As many Florida families know, the cost of college has been sharply increasing as of late. That has led to parents and students taking on more debt, potentially subjecting them to an onerous burden that may be difficult to relieve without making substantial sacrifices in other areas of their life. However, in some circumstances, families may find themselves having trouble meeting all of their financial obligations. In that case, it may be possible to file for a Chapter 13 bankruptcy.
When the children go to college, Mom and Dad may decide to pick up part of the expense. Many times, they may co-sign a loan with the child, meaning that they are on the hook to repay the loan in case the child fails to pay. On average, parents picked up about 37 percent of all college expenses in 2011.
Yet in a sign that parents may be beginning to suffer from too many student loans, the average of 37 percent is down from 47 percent in 2010. Moreover, a survey conducted by Fidelity Investments found that whereas 65 percent of parents did not want their children to take out college loans in 2007, and that number has risen to about 75 percent. Instead, parents and children are increasingly finding other ways to pay for college.

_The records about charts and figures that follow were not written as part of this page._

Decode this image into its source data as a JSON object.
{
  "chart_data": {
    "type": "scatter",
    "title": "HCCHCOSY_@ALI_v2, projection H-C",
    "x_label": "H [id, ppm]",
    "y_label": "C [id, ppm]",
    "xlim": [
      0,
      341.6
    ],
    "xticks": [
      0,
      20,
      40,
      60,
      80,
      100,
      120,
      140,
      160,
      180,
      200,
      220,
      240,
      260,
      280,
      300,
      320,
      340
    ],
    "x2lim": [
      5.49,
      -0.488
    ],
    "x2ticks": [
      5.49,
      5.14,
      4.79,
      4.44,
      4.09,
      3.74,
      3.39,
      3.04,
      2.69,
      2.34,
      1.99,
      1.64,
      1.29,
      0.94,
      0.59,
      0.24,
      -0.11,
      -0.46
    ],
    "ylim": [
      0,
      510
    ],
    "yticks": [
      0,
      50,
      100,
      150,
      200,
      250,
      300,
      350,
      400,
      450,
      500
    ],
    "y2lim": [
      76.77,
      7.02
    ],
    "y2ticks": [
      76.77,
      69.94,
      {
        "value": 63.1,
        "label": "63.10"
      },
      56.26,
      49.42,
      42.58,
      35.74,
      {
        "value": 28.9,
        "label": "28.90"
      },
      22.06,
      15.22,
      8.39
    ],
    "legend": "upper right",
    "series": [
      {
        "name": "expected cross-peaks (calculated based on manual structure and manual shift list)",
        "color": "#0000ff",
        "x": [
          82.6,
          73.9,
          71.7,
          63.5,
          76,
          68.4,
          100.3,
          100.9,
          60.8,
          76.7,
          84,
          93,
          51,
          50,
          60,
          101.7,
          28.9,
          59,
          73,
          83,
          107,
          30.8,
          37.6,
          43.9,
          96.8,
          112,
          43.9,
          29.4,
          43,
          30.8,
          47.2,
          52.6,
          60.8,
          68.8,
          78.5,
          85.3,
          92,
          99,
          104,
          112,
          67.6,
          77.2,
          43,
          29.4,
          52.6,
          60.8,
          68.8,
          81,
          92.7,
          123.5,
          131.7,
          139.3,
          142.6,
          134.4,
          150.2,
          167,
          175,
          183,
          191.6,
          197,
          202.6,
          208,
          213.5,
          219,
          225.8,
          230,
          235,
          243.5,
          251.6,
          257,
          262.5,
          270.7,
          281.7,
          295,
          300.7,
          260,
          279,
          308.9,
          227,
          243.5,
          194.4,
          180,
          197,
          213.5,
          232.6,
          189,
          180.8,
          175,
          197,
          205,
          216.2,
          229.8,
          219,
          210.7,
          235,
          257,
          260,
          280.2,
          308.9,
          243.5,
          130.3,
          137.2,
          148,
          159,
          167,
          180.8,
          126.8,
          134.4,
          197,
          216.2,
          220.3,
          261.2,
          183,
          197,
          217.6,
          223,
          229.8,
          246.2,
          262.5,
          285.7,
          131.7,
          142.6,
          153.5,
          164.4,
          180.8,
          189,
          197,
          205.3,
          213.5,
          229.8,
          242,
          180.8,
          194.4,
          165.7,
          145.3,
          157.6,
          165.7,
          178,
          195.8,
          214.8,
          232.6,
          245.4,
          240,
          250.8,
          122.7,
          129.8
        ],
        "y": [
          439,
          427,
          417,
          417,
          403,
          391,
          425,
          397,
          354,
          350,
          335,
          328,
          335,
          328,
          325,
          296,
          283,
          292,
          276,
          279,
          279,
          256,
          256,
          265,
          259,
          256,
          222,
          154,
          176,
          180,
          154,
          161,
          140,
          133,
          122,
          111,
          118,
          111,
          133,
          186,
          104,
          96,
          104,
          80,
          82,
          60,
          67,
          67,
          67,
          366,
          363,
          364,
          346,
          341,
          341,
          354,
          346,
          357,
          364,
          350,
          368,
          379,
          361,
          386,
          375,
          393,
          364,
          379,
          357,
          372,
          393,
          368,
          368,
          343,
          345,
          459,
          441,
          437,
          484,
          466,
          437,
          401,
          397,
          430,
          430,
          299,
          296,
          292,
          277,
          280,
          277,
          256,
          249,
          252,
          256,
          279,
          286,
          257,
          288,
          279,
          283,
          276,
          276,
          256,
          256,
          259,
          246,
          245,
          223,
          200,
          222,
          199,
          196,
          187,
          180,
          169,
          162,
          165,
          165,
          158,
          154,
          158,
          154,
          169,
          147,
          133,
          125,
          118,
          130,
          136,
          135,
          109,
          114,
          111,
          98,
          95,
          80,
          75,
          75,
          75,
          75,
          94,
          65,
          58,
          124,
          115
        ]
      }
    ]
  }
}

Unfortunately, those other methods may not be enough for everyone. In a survey conducted last year, four out of five bankruptcy attorneys reported that they had seen an increase in parents and students who are having trouble repaying their college loans. Yet, unlike other forms of debt, it is very difficult to discharge college loans in bankruptcy. Nonetheless, filing for Chapter 13 bankruptcy may enable a Florida debtor to restructure their other financial obligations, making it easier to repay the student loans.